Research can play a vital role in ensuring the public sector is well-placed for recovery, by helping organisations see the benefit of investing in training now, to gain a competitive edge when the economy improves.
The idea of re-skilling for the economy is gathering momentum in the learning and skills sector and beyond. In December a House of Commons committee enquiry on “re-skilling for recovery” asked experts how individuals and companies might be supported by the sector, in order to be ready for economic recovery when it comes.
Sector Skills Councils are helping businesses see the benefits of investing in training now to gain competitive advantage in the future. TV advertisements featuring Sir Alan Sugar are promoting Apprenticeships to employers and their employees, not despite the economic dip but because of it.
At a time when purse strings are tight, research can be vulnerable to budget cuts. It is therefore interesting to see that many organisations are still investing heavily in research, which is arguably more crucial in times of recession than when the economy is booming.

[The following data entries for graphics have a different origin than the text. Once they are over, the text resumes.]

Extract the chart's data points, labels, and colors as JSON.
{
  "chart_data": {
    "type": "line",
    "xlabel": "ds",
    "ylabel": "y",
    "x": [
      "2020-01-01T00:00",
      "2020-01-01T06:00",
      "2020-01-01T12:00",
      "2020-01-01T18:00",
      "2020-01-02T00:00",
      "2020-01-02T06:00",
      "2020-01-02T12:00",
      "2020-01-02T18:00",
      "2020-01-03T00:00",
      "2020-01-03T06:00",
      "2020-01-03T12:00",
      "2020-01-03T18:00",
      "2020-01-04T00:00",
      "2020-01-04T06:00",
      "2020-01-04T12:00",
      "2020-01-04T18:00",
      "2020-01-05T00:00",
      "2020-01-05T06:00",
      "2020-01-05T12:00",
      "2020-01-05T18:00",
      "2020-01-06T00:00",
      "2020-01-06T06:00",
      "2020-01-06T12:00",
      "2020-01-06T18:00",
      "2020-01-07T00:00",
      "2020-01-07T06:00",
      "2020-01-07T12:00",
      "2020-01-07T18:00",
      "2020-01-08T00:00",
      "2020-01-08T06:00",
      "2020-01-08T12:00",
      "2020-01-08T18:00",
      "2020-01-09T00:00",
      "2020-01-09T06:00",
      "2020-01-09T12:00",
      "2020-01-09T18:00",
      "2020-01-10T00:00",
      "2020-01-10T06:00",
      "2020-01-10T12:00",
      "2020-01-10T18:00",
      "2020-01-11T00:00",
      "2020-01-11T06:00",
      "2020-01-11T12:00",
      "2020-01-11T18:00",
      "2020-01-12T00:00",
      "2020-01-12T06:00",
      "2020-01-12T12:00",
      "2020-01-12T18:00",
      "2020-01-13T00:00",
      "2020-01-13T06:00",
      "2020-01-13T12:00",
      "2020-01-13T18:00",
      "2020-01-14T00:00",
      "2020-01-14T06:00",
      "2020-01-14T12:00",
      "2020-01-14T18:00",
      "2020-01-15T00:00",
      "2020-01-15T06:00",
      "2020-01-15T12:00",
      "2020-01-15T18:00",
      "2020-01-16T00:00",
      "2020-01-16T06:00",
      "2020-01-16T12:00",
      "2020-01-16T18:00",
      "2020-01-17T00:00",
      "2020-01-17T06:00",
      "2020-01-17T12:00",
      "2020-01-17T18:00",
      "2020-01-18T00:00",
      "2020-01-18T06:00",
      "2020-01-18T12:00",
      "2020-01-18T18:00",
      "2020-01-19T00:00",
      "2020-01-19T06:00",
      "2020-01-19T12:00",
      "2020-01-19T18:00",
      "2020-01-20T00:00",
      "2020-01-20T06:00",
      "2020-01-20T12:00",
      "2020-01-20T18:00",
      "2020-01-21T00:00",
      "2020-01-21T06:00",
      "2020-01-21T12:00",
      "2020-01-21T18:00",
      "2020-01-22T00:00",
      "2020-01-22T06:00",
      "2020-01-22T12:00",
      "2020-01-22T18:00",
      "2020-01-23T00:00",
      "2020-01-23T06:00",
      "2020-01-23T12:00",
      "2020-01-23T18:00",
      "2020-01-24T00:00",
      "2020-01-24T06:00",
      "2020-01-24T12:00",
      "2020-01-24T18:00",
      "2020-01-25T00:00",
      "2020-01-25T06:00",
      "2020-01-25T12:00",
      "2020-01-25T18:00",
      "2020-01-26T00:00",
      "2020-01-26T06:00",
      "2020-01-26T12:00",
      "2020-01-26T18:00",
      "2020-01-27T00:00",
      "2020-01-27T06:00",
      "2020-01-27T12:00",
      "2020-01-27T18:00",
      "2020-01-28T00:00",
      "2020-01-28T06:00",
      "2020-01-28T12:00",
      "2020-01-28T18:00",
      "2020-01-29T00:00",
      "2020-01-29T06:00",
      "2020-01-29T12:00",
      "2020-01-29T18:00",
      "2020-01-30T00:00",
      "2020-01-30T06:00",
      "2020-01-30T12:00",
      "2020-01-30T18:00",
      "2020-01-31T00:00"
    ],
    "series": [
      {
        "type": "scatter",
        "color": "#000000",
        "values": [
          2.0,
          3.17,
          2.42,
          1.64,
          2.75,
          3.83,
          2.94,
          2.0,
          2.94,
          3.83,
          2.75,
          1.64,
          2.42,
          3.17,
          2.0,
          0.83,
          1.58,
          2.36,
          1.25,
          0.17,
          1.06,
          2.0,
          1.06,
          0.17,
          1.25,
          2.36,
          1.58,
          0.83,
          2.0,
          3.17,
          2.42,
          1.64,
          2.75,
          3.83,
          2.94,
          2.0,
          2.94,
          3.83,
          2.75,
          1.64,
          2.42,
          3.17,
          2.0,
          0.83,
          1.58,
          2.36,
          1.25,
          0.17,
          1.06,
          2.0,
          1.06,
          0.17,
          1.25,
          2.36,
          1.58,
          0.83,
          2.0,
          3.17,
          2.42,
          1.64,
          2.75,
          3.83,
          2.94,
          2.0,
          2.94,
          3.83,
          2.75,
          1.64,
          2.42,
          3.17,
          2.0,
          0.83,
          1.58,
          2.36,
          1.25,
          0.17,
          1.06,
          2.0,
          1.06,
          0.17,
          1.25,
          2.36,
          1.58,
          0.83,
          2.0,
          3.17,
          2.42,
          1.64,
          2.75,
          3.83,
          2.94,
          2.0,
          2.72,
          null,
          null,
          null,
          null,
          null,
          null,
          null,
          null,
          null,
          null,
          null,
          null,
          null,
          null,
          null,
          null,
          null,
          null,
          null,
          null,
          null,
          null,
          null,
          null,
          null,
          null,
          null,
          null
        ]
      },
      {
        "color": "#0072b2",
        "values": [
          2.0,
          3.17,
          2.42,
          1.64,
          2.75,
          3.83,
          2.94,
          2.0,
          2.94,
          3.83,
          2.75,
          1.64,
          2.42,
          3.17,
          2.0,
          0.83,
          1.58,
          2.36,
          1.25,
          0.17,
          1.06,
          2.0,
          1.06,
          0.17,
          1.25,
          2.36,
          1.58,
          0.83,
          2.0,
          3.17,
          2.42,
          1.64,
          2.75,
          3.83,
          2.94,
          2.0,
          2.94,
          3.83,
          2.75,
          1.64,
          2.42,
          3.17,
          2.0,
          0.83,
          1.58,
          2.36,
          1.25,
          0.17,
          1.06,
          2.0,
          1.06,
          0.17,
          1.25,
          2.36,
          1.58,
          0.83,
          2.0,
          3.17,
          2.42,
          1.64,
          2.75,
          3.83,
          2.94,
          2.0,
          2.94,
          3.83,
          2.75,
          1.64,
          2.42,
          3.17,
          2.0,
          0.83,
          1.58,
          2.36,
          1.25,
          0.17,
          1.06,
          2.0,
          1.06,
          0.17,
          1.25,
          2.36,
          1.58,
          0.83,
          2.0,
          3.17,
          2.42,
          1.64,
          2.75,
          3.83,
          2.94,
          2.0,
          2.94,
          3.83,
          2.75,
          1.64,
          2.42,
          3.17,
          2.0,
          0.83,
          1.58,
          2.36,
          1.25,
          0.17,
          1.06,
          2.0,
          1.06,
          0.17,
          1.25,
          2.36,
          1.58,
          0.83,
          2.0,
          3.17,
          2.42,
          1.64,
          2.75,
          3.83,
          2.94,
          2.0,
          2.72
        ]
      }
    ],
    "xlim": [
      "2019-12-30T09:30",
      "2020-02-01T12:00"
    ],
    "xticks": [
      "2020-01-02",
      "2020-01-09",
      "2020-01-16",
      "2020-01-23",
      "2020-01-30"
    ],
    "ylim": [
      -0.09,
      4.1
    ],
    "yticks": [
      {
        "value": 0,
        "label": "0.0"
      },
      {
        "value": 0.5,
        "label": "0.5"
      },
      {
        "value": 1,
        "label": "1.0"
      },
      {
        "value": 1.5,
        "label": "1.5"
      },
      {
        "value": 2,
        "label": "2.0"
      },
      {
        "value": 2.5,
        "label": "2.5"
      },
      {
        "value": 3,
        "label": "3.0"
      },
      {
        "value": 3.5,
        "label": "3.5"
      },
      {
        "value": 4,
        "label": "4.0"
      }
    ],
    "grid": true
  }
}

We’re talking about research for economic recovery.
At its best, research can provide accurate, real-time reports of the state of affairs on the ground – essential in a fast-changing economy. It can produce ideas for future development that will meet service or programme users’ needs, and so is integral to the sector becoming more demand-led.
Organisations can monitor who is accessing what form of support and why some people don’t take it up, and find out which new policies and programmes are working well and which are not. In summary, research can help survey, deepen understanding, monitor, measure performance, explain, evaluate, develop – and more.
In the economic downturn when budgets are tight, research has to be of high quality and useful.
But what does this mean in practice?
First, high quality research design is essential. It can be tempting to jump from a general research methodology to specific techniques, but too often problems arise and opportunities are missed. ORC International’s researchers help clients to clarify what they want to get out of an evaluation, a skills needs analysis or a learner consultation, before going ahead with online surveys, focus groups or other data collection methods.
Second, to achieve its full potential, research needs to be action-orientated. Towards the end of a research phase we often run action planning and development workshops where findings are shared by researchers and open discussions lead to fresh ways of thinking and practical ideas for improvement. Researchers become part of the client team for half a day, to bridge the gap between research and development.
When this recession ends, as inevitably it will, the learning and skills sector will be reflecting and supporting a changed world. Hopefully, research will have underpinned these changes, providing the real evidence needed to inform national and local priorities for public sector bodies.